Make It Weird, Make It Wonderful, Go Big.
The Observer: Pluribus, Death By Lightning, Yi-Yi and Wong Kar Wai Makes His First TV Series.
The Observer is a spoiler-free curated collection of television series and films.
Regardless of the frustration, in the end maybe it was a good sign that the launch of AppleTV’s “Pluribus” from Vince Gilligan crashed the servers and delayed gratification for eager seekers of quality television. Some part of that mess indicates people are still interested in being challenged and they will turn out for that experience.
That gives me optimism.
The two-part premiere of “Pluribus” was an excellent distillation of Gilligan’s inner sci-fi brain, honed on “The X-Files” and the short-lived “Lone Gunmen,” rerouted through the harsh-but-beautiful New Mexico landscape and the harsh-but-beautiful morality of “Breaking Bad” and “Better Call Saul,” the two other iconic series Gilligan set there.
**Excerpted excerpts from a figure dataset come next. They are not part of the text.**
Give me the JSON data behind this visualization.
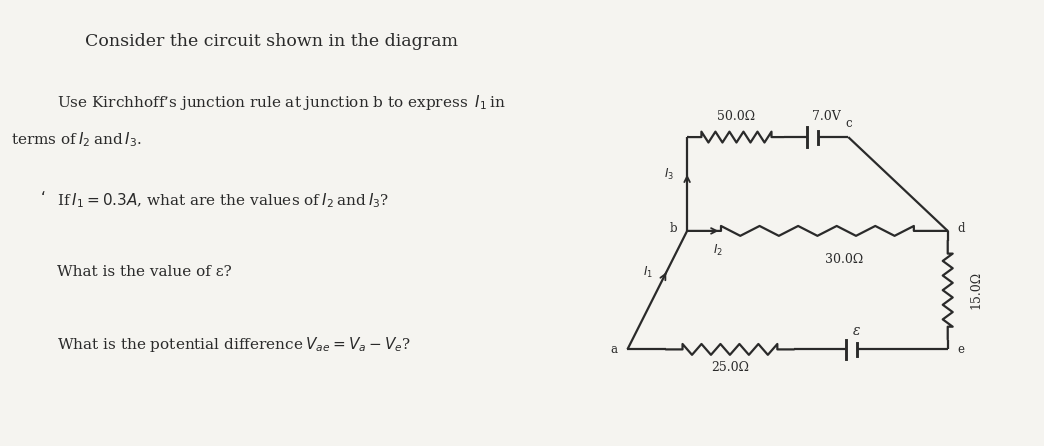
{
  "title": "Consider the circuit shown in the diagram",
  "q1_prefix": "Use Kirchhoff’s junction rule at junction b to express ",
  "q1_italic": "I",
  "q1_sub": "1",
  "q1_suffix": " in",
  "q1_line2": "terms of ",
  "q1_line2_italic": "I",
  "q1_line2_sub2": "2",
  "q1_line2_and": " and ",
  "q1_line2_I3": "I",
  "q1_line2_sub3": "3",
  "q1_line2_end": ".",
  "q2_prefix": "If ",
  "q2_italic1": "I",
  "q2_sub1": "1",
  "q2_mid": " = 0.3",
  "q2_italic2": "A",
  "q2_suffix": ", what are the values of ",
  "q2_I2": "I",
  "q2_sub2": "2",
  "q2_and": " and ",
  "q2_I3b": "I",
  "q2_sub3": "3",
  "q2_end": "?",
  "q3": "What is the value of ε?",
  "q4_pre": "What is the potential difference ",
  "q4_Vae": "V",
  "q4_sub_ae": "ae",
  "q4_eq": " = ",
  "q4_Va": "V",
  "q4_sub_a": "a",
  "q4_minus": " − ",
  "q4_Ve": "V",
  "q4_sub_e": "e",
  "q4_end": "?",
  "bg_color": "#f5f4f0",
  "text_color": "#2a2a2a",
  "circuit_color": "#2a2a2a",
  "r_top": "50.0Ω",
  "v_top": "7.0V",
  "r_mid": "30.0Ω",
  "r_bot": "25.0Ω",
  "r_right": "15.0Ω",
  "emf_label": "ε",
  "node_a": "a",
  "node_b": "b",
  "node_c": "c",
  "node_d": "d",
  "node_e": "e",
  "I1_label": "I",
  "I1_sub": "1",
  "I2_label": "I",
  "I2_sub": "2",
  "I3_label": "I",
  "I3_sub": "3"
}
Since some people haven’t seen the first two episodes there won’t be any spoilers here, though I’m not sure it matters because the premise relies on one single idea (initially) and most interested viewers have already figured that the premise is the show until future episodes will allow Gilligan to play with it and morph it at his whim.
An event happens in the world (though we see it from the Albuquerque perspective first) and a woman named Carol (Rhea Seehorn) seems to be the only one on the outside looking in at it, wondering what the fuck just happened. AppleTV’s own trailer, which is lovely, strikes the balance that the curious need:
“Pluribus” is one of those events unto itself, when a television auteur gets free reign to go weird — it’s hard to describe how rare that is right now in American television and likely how rarer it will get. Anyone who has seen either or both of “Breaking Bad” and “Better Call Saul” already trusts Gilligan, and fans of the later series, which stands on its own greatest, already trust Seehorn. The thrill is seeing where this series goes now.
The one caveat I’d make — remember, I’ve decided to just watch this in real time with you, not watch all of the available seven (of nine) first episodes — is that Gilligan gets to play with a LOT of Big Ideas here, from happiness to individual freedom to “the greater good” and specifically if that last one has meaning or value anymore to people on Earth.
That’s just the starting point to “Pluribus,” which I would suggest will make it engaging and potentially a little frustrating going forward, since tackling those issues would cause any writers room to wobble from the weight. The best way to approach “Pluribus” seems to be with patience and appreciation of the weirdness at hand, and let it find its own way. (And yes, I’ll keep track of it here as a place where you can freely comment).
The series had a glorious start and I’m getting those “Severance”-styled vibes of being challenged with a new idea, something I’m always hoping to find in a series.
If you re-read the headline above, you’ll get a sense of what I’ve been experiencing while Observing lately. Beyond “Pluribus,” the four-part Netflix miniseries “Death By Lightning” — I’ve watched half so far — is another miracle that somehow got made (“We’re hoping to tell the story of the 20th president of the United States, James Garfield, set in the late 1880s, and how he was shot, a story people know from history but don’t care about.”).
It’s strangely addictive, certainly weird in its own right — I thought the wild-eyed largeness of Matthew Macfadyen as Garfield’s assassin, Charles Guiteau, would take me out of the main story until I saw that Macfadyen’s near-perfect portrayal of delusion, narcissism and danger (oh, and humor) actually cemented the series.
Created by screenwriter Mike Makowsky, (based on the book, “Destiny of the Republic” by Candice Millard), the miniseries takes precisely the right tactic in dredging up historical events for mass consumption, which is to ply it with strong actors, make it swift and entertaining (and short) and, secretively in the process, maybe be modern-day relevant in what viewers will take from it (namely that a lot of people died trying to make the abstract notion of democracy an enduring pillar of the country, and beware those who try to tear it down and those who idly let them).